Involuntary treatment (or civil commitment) is one of several paths to accessing behavioral health services for minors under Chapter 71.34 RCW. Involuntary treatment is a legal process that can result in a court order for inpatient hospitalization or a less restrictive alternative, such as partial hospitalization, intensive outpatient treatment or outpatient treatment.

In addition to involuntary treatment, RCW 71.34 contemplates two other, non-legal paths: Adolescent[3] Initiated Treatment, where the minor requests inpatient hospitalization and parent consent is not required; and, Family Initiated Treatment (FIT), where a “parent”[4] may seek evaluation and treatment on behalf of their minor child and the minor’s consent is not required. FIT is the most likely alternative to involuntary commitment, although it raises other considerations such as the need to establish medical necessity and the need to compel antipsychotic medication. See here and here for more on FIT.

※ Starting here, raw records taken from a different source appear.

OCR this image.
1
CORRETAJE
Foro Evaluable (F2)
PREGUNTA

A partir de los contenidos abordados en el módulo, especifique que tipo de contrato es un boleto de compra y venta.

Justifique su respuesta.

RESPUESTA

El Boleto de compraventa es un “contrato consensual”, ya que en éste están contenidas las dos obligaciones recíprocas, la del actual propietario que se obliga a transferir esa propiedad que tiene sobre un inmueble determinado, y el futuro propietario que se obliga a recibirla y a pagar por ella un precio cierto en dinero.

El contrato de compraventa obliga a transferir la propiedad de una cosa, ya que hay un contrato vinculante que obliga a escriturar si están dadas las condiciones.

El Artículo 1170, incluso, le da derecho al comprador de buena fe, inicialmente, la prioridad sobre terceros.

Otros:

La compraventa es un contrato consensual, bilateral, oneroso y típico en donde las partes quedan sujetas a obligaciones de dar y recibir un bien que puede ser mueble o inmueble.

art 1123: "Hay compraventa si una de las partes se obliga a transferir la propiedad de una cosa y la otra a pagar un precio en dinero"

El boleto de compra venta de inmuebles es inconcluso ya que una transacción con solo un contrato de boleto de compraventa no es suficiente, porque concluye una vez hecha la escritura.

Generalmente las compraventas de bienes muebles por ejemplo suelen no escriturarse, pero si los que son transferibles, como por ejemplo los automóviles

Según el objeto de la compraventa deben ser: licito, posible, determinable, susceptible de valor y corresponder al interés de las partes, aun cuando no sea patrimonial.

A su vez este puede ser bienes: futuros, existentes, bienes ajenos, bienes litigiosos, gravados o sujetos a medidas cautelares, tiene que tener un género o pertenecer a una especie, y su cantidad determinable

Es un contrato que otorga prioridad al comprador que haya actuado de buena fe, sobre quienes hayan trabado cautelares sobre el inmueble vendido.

WSHA’s 2020 New Law Implementation Guide

Please visit WSHA’s 2020 implementation guide online, where you will find a list of the high priority laws that WSHA is preparing resources and information on to help members implement the new laws, as well as links to resources such as this bulletin. In addition, you will find the Government Affairs team’s schedule for release of upcoming resources on other laws and additional resources for implementation.

References

Laws

  • 71.05 RCW – Involuntary Treatment Act
  • 71.34 RCW – Behavioral Health Services for Minors
  • 2E2SSB 5720 – Concerning the Involuntary Treatment Act

Emergency order – Civil commitment proceedings during COVID-19

  • Washington Supreme Court Order

Resources

[1] “Peace officer” means a law enforcement official of a public agency or government unit, and includes a person specifically given peace officer powers by any state law, local ordinance, or judicial order of appropriation.

[2] Volk v. DeMeerleer 187 Wn.2d 241 (2016)

[3] Under RCW 71.34, “Adolescent” refers to a minor aged thirteen to seventeen.

4 Note: the definition of “parent” under the FIT laws is broad. Please refer to WSHA’s FIT Bulletin for additional information. See here.